Most data analysis methods are based on developing a model that could be used to recreate the studied data set. Speech recognition systems, for example, are often built around a model that could in principle be used as a speech generator. The success of the recogniser depends heavily on how well the generator can generate realistic speech data.
The speech generators used by most modern speech recognition systems are based on the hidden Markov model (HMM). The HMM is a discrete model. It has a finite number of different internal states that produce different kind of output. Typically there are a couple of states for each phoneme or a pair of phonemes. The whole dynamical process of producing speech is thus modelled by discrete transitions between the states corresponding to the different phonemes.
The model of human speech implied by the HMM is not a very realistic one. The dynamics of the mouth and the vocal cord used to produce the speech are continuous. The discrete model is only a very crude approximation of the ``true'' model. A more realistic approach would be to model the data with a continuous model.
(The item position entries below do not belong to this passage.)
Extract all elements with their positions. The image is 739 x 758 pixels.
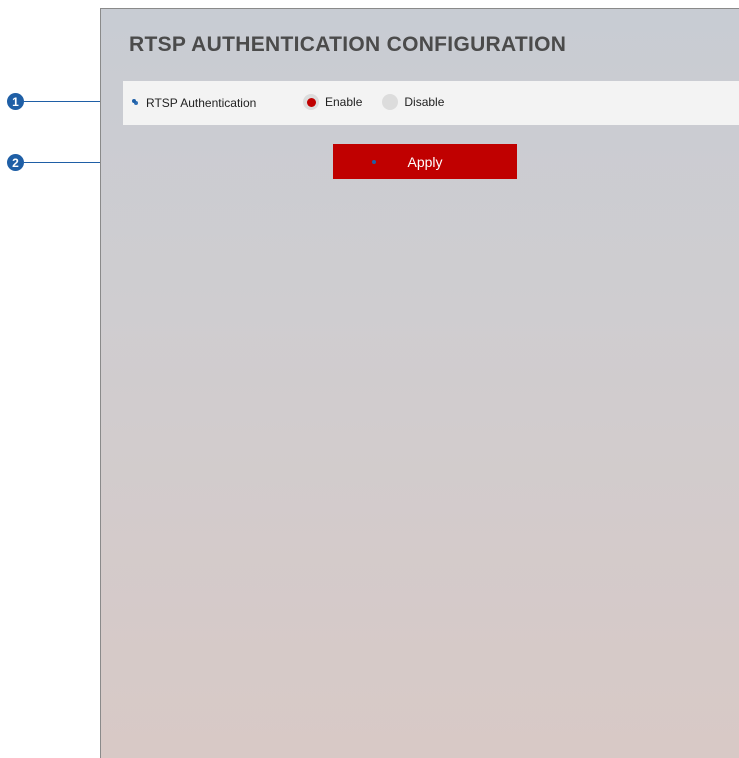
rtsp-authentication-label: RTSP Authentication bbox=[146, 96, 257, 110]
callout-1-number: 1 bbox=[12, 94, 19, 109]
page-title: RTSP AUTHENTICATION CONFIGURATION bbox=[129, 33, 567, 56]
disable-radio-label[interactable]: Disable bbox=[404, 95, 444, 109]
callout-1-endpoint bbox=[132, 99, 136, 103]
rtsp-authentication-radio-group: Enable Disable bbox=[303, 94, 464, 110]
callout-2-marker: 2 bbox=[7, 154, 24, 171]
page: 1 2 RTSP AUTHENTICATION CONFIGURATION RT… bbox=[0, 0, 739, 758]
configuration-panel: RTSP AUTHENTICATION CONFIGURATION RTSP A… bbox=[100, 8, 739, 758]
callout-2-number: 2 bbox=[12, 155, 19, 170]
enable-radio-label[interactable]: Enable bbox=[325, 95, 362, 109]
callout-1-marker: 1 bbox=[7, 93, 24, 110]
callout-2-endpoint bbox=[372, 160, 376, 164]
apply-button[interactable]: Apply bbox=[333, 144, 517, 179]
radio-selected-dot-icon bbox=[306, 97, 316, 107]
disable-radio[interactable] bbox=[382, 94, 399, 110]
enable-radio[interactable] bbox=[303, 94, 319, 110]
rtsp-authentication-row: RTSP Authentication Enable Disable bbox=[123, 81, 739, 125]
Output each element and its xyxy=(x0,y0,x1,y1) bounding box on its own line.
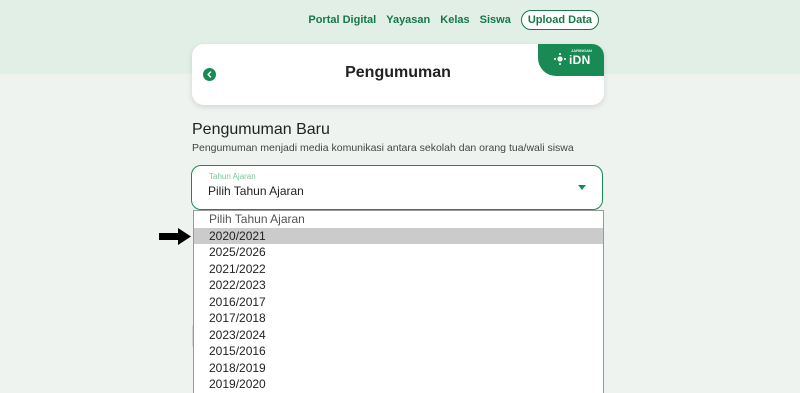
arrow-right-icon xyxy=(159,228,191,245)
section-title: Pengumuman Baru xyxy=(192,121,330,138)
tahun-ajaran-select[interactable]: Tahun Ajaran Pilih Tahun Ajaran xyxy=(191,165,603,210)
dropdown-option[interactable]: 2022/2023 xyxy=(194,277,603,294)
logo-text: iDN xyxy=(569,53,591,67)
dropdown-option[interactable]: 2018/2019 xyxy=(194,360,603,377)
logo-mark-icon xyxy=(554,53,566,65)
caret-down-icon xyxy=(578,185,586,190)
nav-siswa[interactable]: Siswa xyxy=(480,14,511,26)
tahun-ajaran-dropdown: Pilih Tahun Ajaran 2020/2021 2025/2026 2… xyxy=(193,210,604,393)
dropdown-option[interactable]: 2017/2018 xyxy=(194,310,603,327)
nav-yayasan[interactable]: Yayasan xyxy=(386,14,430,26)
section-description: Pengumuman menjadi media komunikasi anta… xyxy=(192,142,574,154)
nav-kelas[interactable]: Kelas xyxy=(440,14,469,26)
select-value: Pilih Tahun Ajaran xyxy=(208,184,304,198)
top-nav: Portal Digital Yayasan Kelas Siswa Uploa… xyxy=(298,10,599,30)
nav-portal-digital[interactable]: Portal Digital xyxy=(308,14,376,26)
dropdown-option-highlighted[interactable]: 2020/2021 xyxy=(194,227,603,244)
dropdown-option[interactable]: Pilih Tahun Ajaran xyxy=(194,211,603,228)
dropdown-option[interactable]: 2019/2020 xyxy=(194,376,603,393)
dropdown-option[interactable]: 2016/2017 xyxy=(194,294,603,311)
header-card: Pengumuman JARINGAN iDN xyxy=(192,44,604,105)
select-label: Tahun Ajaran xyxy=(209,172,256,181)
dropdown-option[interactable]: 2023/2024 xyxy=(194,327,603,344)
idn-logo: JARINGAN iDN xyxy=(538,44,604,76)
dropdown-option[interactable]: 2021/2022 xyxy=(194,261,603,278)
dropdown-option[interactable]: 2025/2026 xyxy=(194,244,603,261)
upload-data-button[interactable]: Upload Data xyxy=(520,10,599,30)
dropdown-option[interactable]: 2015/2016 xyxy=(194,343,603,360)
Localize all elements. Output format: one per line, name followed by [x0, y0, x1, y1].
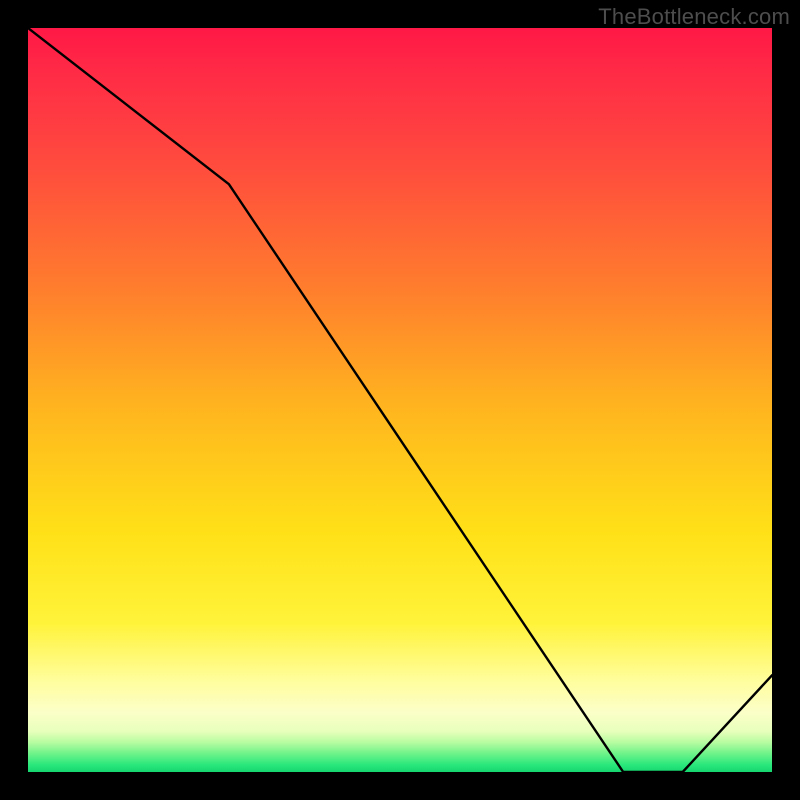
bottleneck-line: [28, 28, 772, 772]
watermark-text: TheBottleneck.com: [598, 4, 790, 30]
chart-frame: TheBottleneck.com: [0, 0, 800, 800]
plot-area: [28, 28, 772, 772]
The process of producing speech is clearly nonlinear and this should be reflected by its model. A good candidate for the task is the nonlinear state-space model (NSSM). The NSSM can be described as the continuous counterpart of the HMM. The problem with models like the NSSM is that they concentrate on modelling the short-term structure of the data. Therefore they are not as such very well suited for speech recognition.
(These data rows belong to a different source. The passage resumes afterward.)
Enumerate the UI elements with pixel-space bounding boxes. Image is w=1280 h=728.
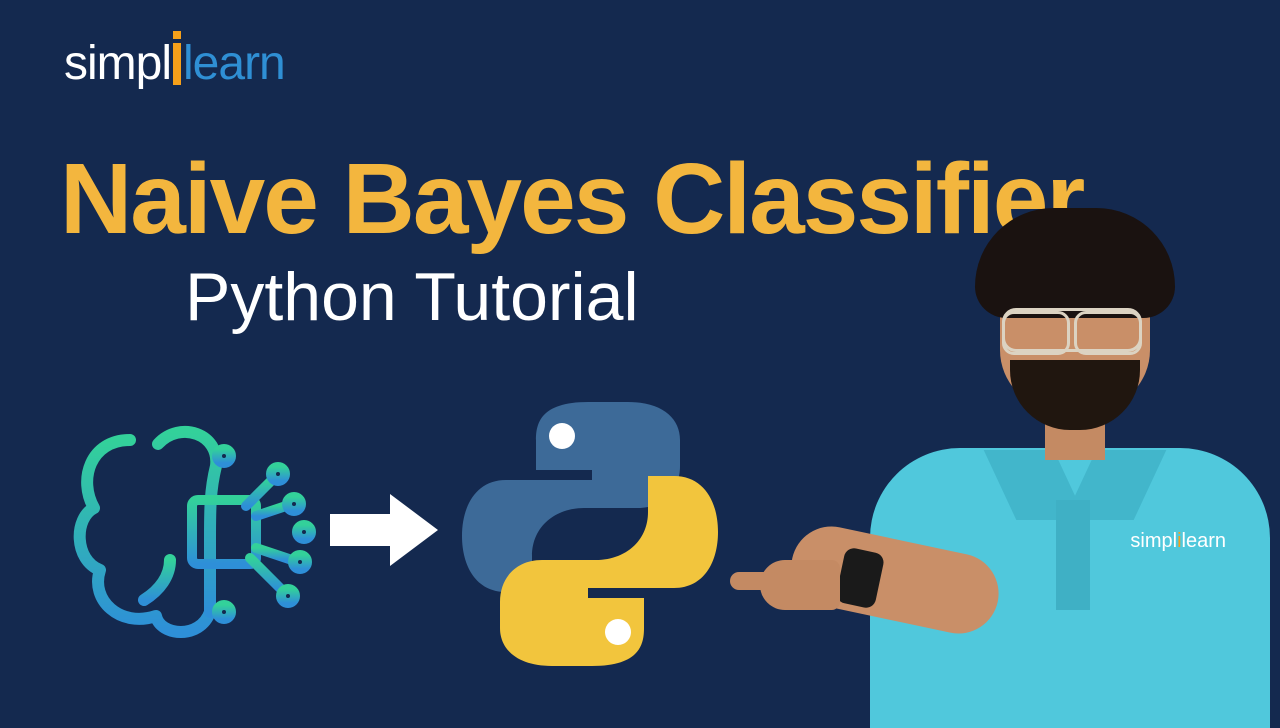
shirt-placket xyxy=(1056,500,1090,610)
shirt-brand: simplilearn xyxy=(1130,530,1226,553)
pointing-finger xyxy=(730,572,780,590)
shirt-brand-text: learn xyxy=(1182,530,1226,552)
presenter-hair xyxy=(975,208,1175,318)
logo-divider-icon xyxy=(173,41,181,85)
glasses-icon xyxy=(1002,308,1142,352)
right-arrow-icon xyxy=(330,490,440,570)
brand-logo: simpllearn xyxy=(64,36,285,91)
logo-text-2: learn xyxy=(183,37,285,90)
logo-text-1: simpl xyxy=(64,37,171,90)
ai-brain-chip-icon xyxy=(60,400,320,660)
shirt-brand-text: simpl xyxy=(1130,530,1177,552)
presenter-figure: simplilearn xyxy=(860,200,1280,720)
subtitle: Python Tutorial xyxy=(185,258,639,336)
presenter-beard xyxy=(1010,360,1140,430)
python-logo-icon xyxy=(440,384,740,684)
There are speech recognition systems that try to get the best of the both worlds by combining the two different kinds of models into one hybrid structure. Such systems have performed well in several difficult real world problems but they are often rather specialised. The training algorithms for such models are usually based on some heuristic measures rather than on generally accepted mathematical principles.
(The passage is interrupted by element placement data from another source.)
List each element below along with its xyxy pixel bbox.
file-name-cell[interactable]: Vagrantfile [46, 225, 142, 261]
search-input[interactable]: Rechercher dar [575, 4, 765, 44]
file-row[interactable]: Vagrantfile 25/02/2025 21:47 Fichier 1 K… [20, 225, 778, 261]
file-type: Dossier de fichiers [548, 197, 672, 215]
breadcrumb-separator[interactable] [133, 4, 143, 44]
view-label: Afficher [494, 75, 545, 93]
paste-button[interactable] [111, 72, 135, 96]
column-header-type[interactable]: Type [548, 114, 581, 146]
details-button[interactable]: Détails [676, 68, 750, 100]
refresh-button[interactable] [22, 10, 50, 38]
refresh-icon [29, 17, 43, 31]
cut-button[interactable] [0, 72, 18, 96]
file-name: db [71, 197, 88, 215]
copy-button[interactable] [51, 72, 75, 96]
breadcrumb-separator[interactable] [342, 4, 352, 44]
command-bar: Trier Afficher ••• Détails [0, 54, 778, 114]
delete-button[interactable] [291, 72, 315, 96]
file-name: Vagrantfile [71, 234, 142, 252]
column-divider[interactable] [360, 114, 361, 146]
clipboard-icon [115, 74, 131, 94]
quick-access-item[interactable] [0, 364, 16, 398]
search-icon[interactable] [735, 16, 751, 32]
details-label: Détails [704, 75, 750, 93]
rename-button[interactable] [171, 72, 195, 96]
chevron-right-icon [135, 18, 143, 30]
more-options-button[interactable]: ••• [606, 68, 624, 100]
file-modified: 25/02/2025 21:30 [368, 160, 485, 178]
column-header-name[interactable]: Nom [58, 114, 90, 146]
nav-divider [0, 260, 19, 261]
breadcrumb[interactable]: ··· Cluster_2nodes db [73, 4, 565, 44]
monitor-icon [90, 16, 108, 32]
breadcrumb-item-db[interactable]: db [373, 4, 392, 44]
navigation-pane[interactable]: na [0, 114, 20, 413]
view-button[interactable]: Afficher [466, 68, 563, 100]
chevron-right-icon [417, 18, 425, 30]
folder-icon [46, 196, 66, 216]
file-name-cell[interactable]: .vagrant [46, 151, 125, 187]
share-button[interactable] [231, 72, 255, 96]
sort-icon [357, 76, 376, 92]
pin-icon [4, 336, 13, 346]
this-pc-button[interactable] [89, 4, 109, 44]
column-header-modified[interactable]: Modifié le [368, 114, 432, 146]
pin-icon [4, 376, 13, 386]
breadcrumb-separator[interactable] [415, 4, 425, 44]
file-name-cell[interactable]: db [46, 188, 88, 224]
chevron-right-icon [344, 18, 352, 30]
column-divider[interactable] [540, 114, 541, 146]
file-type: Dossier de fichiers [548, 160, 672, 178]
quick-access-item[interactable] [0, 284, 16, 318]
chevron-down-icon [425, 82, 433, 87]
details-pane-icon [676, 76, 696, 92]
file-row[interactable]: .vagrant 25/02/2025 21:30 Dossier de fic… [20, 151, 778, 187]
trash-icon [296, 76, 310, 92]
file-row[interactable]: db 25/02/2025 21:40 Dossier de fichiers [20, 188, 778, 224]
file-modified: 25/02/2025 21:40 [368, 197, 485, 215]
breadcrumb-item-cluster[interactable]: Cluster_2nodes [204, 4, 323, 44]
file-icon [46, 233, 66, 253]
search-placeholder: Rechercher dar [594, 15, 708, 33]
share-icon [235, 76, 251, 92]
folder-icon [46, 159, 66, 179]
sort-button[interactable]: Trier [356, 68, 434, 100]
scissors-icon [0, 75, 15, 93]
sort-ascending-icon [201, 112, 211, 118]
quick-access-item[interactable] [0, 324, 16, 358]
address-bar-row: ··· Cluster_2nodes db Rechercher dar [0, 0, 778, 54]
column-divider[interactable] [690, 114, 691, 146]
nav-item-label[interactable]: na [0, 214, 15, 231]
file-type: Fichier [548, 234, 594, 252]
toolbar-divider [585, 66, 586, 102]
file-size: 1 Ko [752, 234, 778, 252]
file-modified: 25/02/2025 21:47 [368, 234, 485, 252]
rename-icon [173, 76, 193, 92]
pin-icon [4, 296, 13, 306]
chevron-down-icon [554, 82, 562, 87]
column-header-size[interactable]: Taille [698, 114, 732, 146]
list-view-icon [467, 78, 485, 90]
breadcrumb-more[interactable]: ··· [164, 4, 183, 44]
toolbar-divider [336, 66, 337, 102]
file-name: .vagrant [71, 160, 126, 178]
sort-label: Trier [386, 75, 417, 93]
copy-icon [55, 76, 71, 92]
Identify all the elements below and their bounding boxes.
In this work, a hybrid model structure that combines the HMM with another dynamical model, the continuous NSSM, is studied. The resulting model is called the switching nonlinear state-space model (switching NSSM). The resulting hybrid model has the power of a continuous NSSM to model the short-term dynamics of the data. However, above the NSSM there is still the familiar HMM to divide the data to different discrete states corresponding, for example, to the different phonemes.